Pizza a la Rudolph van Veen

Pizza a la Rudolph van Veen


For the dough:

  • 200 g integral spelt flour
  • 1 flat teaspoon sea salt
  • 1/2 baking powder
  • 2 tablespoons olive oil
  • 125 ml water

For the filling:

  • few oysters mushrooms
  • grated hard cheese (or mozzarella if you’re in restriction)
  • 3 – 4 tablespoons tomato sauce
  • prosciutto or ham
  • rocket salad
  • oregano


The dough for the pizza is best from spelt flour, but you can use rye or other allowed. Just don’t use a lot of buckwheat or oat, it won’t be fine. Mix all dry ingredients, then add oil and water. Knead the dough, transfer on a working surface and using rolling pin stretch it as thin as possibe, but taking care not to tear it.
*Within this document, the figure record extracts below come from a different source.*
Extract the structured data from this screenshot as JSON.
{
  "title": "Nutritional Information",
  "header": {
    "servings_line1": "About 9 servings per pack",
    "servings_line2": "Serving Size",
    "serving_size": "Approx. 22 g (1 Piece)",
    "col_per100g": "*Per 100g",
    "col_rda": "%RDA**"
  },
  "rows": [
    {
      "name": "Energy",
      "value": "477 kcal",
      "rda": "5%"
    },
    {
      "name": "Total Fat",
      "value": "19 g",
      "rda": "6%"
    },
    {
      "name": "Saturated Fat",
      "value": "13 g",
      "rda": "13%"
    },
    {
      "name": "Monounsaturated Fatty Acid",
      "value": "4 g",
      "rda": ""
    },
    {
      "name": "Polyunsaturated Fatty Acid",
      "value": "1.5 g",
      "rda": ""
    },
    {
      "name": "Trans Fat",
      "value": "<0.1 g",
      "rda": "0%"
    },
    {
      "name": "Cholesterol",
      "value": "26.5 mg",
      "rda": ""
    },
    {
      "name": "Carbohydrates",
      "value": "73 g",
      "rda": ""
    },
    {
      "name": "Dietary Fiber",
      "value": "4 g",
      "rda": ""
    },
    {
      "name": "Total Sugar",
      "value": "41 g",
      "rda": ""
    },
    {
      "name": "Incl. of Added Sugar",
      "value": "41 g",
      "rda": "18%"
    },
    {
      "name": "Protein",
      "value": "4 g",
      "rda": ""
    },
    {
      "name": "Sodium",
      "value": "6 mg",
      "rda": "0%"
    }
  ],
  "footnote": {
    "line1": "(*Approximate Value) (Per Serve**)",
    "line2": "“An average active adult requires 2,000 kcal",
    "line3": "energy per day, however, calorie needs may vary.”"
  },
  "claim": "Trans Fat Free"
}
Put in a baking dish covered with baking baber, grease with olive oil and put into preheated oven to bake it little. Then remove from the oven and start filling it. Chop oysters mushrooms with your hands and throw on the dough. Then put tomato puree and sprinkle with oregano. Add grated hard cheese or mozzarella depending on the phase. Then put again in the oven to bake little and to melt cheese. Remove from the oven and put prosciutto or ham and chopped rocked salad. Enjoy!